Spring 2023
The splendid concert given by Abergavenny Symphony Orchestra, under their conductor Michael Bell at Our Lady & St Michael’s RC Church, Abergavenny, in a stimulating and well-contrasted programme, had as its undoubted highlight a thrilling rendering of Elgar’s Cello Concerto from Welsh National Opera’s principal cellist Rosie Biss. This was simply the most powerful and dramatic live performance of the solo part I can remember hearing for a long time. What was particularly noticeable was the way that the orchestra rose to accompany their virtuoso guest every step of the way, requiring no concession whatsoever for their amateur status.
The concert opened with Beethoven’s powerful and heroic Egmont Overture and concluded with a lovely account of Dvorak’s 6th Symphony, the most neglected of his published last four symphonies, replete with the Czech exuberance and vitality that characterise all of this composer’s work.
The afternoon belonged, however, without question, to Elgar.
Chris Hall
Autumn 2022
Last Sunday, Abergavenny Symphony Orchestra chose to celebrate the 150th Anniversary of the birth of Ralph Vaughan Williams by featuring contributions from musicians directly associated with it. Principle trombonist Iestyn Harding is also an accomplished composer, and his stimulating tone-poem, Song at the Year’s Turning, received its première alongside a spellbinding rendering of V.W.’s sublime The Lark Ascending from violinist Gillian Bradley, herself a former member of the band.

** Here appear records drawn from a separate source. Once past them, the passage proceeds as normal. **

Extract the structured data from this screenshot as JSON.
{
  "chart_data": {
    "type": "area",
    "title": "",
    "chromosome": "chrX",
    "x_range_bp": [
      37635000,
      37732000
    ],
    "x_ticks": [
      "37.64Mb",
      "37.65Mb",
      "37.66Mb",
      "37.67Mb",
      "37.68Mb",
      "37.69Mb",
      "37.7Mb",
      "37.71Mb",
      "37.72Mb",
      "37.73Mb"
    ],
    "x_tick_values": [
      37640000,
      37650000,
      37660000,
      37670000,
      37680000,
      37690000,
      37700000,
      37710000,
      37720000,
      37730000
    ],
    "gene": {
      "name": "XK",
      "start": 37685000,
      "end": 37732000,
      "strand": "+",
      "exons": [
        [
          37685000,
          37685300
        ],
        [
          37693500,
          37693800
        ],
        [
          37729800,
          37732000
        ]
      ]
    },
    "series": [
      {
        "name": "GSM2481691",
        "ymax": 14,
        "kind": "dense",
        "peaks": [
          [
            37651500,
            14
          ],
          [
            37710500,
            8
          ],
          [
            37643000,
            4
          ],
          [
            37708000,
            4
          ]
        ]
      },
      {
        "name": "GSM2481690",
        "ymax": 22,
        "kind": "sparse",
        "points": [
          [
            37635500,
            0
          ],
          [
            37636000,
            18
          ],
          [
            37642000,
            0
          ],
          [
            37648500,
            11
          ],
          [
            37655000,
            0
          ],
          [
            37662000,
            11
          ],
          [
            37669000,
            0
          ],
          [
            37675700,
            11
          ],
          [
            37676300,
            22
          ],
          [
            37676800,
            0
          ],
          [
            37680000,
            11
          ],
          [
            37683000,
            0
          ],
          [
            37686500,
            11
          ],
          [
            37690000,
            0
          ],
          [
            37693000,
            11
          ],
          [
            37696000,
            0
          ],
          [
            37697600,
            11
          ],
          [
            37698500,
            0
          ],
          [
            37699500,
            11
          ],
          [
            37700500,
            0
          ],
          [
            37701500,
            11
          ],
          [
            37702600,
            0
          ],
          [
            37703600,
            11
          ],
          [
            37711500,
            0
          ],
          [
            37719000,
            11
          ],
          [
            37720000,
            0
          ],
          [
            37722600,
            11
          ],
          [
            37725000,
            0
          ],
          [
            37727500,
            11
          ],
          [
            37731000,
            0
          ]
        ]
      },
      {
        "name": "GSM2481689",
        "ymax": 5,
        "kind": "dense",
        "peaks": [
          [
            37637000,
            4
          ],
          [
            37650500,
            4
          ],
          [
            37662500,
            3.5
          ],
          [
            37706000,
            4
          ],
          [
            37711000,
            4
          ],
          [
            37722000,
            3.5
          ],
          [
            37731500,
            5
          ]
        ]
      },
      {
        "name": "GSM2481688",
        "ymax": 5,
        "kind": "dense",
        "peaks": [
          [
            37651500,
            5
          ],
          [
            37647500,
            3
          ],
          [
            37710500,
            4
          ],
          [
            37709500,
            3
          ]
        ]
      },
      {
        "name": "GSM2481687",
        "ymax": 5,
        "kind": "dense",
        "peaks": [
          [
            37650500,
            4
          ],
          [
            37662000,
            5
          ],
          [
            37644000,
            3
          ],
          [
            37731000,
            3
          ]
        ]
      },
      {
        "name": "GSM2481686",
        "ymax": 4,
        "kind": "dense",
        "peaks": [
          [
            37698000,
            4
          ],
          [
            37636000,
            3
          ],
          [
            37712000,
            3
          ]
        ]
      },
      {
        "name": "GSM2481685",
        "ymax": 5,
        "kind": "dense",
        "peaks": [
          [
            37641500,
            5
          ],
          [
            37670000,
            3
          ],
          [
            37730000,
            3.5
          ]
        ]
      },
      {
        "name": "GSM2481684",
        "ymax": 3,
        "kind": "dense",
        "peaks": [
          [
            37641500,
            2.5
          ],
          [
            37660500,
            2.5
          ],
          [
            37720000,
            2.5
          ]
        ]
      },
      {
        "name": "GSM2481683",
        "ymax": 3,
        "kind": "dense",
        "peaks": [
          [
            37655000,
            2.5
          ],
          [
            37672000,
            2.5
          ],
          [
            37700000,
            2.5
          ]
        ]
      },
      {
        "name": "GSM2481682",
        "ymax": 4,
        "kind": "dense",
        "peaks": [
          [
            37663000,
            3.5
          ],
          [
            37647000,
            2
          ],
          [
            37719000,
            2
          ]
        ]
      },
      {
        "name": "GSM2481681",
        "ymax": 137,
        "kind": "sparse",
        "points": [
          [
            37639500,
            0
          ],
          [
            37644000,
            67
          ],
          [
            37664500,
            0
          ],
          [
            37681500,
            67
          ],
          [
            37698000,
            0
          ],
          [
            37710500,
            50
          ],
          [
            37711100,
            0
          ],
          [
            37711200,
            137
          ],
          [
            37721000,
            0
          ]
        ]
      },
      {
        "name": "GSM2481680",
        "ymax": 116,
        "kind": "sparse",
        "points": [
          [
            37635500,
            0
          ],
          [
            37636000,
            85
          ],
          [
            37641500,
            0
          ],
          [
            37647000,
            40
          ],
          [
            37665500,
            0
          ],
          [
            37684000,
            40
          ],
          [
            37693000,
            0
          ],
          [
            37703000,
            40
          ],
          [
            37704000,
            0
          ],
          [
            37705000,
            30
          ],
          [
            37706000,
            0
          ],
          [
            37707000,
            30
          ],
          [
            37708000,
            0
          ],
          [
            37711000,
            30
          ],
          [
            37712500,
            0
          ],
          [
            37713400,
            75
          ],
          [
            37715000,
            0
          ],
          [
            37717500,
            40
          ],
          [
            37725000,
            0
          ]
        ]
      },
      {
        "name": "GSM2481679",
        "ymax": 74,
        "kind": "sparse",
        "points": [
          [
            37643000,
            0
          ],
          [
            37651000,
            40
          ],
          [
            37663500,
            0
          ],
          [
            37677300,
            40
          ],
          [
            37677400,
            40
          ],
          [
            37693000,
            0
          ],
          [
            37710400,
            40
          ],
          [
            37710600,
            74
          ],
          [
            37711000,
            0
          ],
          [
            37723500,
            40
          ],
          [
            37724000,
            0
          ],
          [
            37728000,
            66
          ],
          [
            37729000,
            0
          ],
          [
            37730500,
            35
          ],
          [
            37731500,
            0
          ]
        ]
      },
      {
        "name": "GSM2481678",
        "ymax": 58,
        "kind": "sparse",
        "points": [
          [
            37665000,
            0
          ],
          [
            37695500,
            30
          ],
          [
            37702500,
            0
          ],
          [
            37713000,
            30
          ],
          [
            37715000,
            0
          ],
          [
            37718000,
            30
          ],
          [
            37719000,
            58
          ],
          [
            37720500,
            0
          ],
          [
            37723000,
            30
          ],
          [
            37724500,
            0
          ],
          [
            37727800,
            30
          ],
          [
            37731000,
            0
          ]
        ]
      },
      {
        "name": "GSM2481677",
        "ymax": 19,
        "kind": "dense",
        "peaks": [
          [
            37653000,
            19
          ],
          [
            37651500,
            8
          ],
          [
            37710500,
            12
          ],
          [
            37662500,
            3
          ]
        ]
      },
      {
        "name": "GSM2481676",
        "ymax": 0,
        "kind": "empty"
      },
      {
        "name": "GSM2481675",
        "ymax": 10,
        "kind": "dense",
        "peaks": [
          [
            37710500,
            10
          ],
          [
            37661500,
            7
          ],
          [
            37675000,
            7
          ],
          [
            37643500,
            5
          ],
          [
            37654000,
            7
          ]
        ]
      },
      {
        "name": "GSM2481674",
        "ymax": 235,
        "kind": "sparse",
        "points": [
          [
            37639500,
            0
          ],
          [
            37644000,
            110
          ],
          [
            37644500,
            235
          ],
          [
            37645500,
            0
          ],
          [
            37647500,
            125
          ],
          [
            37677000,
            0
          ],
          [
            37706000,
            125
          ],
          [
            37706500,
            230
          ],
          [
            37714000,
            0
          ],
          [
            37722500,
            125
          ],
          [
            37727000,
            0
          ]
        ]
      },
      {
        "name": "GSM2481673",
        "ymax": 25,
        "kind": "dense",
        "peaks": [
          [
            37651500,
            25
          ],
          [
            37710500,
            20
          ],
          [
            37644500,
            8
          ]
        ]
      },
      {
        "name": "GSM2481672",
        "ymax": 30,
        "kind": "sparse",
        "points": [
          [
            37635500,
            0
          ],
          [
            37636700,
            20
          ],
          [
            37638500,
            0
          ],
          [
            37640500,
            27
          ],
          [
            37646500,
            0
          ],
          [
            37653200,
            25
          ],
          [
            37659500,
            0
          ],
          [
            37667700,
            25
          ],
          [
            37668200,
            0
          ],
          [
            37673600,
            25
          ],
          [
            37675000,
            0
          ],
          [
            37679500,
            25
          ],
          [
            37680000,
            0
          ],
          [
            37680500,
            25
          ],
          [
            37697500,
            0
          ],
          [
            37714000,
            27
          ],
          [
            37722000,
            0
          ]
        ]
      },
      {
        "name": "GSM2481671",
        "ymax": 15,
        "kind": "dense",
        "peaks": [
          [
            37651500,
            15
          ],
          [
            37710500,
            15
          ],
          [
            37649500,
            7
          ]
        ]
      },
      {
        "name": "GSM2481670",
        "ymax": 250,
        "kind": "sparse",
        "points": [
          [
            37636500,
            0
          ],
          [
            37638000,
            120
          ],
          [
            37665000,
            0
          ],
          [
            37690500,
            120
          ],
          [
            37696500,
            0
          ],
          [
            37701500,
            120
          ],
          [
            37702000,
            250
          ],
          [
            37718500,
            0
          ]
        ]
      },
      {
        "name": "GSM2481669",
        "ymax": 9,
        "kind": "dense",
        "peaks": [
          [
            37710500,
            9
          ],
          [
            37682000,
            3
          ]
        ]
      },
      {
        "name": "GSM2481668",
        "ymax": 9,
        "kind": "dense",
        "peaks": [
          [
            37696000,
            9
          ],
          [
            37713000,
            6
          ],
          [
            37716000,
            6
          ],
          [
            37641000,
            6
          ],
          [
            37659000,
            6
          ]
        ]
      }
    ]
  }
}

After the interval, we were treated to a fine performance of the composer’s 5th Symphony. Written in 1943 during the height of hostilities, it is a masterpiece of such vision and resonance that it must surely be considered as one of the most sheerly moving compositions in the entire symphonic canon. The commitment and engagement of all the players ensured that the work’s message of hope and optimism in time of conflict and destruction was communicated with all its relevance to a contemporary audience.
Michael Bell’s reign as conductor of the ASO is proving to be something of a Golden Age, as this was one of the most memorable of their concerts I have been fortunate to attend.
Chris Hall
Spring 2022
Superb first spring concert in over two years
Abergavenny Symphony Orchestra returned to full complement with a performance of the Dvorak 8th Symphony which was not only played with considerable panache and technical accomplishment but, under conductor Michael Bell, caught the genuine Slavonic lilt essential to this most sheerly Czech of the composer’s symphonies.
It is the work which finally sheds any vestige of the Germanic influence which prevailed in European music in the first half of the 19th Century.
The concert, in Our Lady and St Michael’s Church, Abergavenny, on Sunday, opened with the wind and string sections demonstrating their distinctive colours with aplomb performing Richard Strauss’ Serenade for 13 Wind Instruments followed by Tchaikovsky’s Serenade for Strings in C.
The return of this much-loved band in such superb form, under new leader Marisa Riordan, promises an assured future for music-making in the area after the long drought of lock-down and restrictions.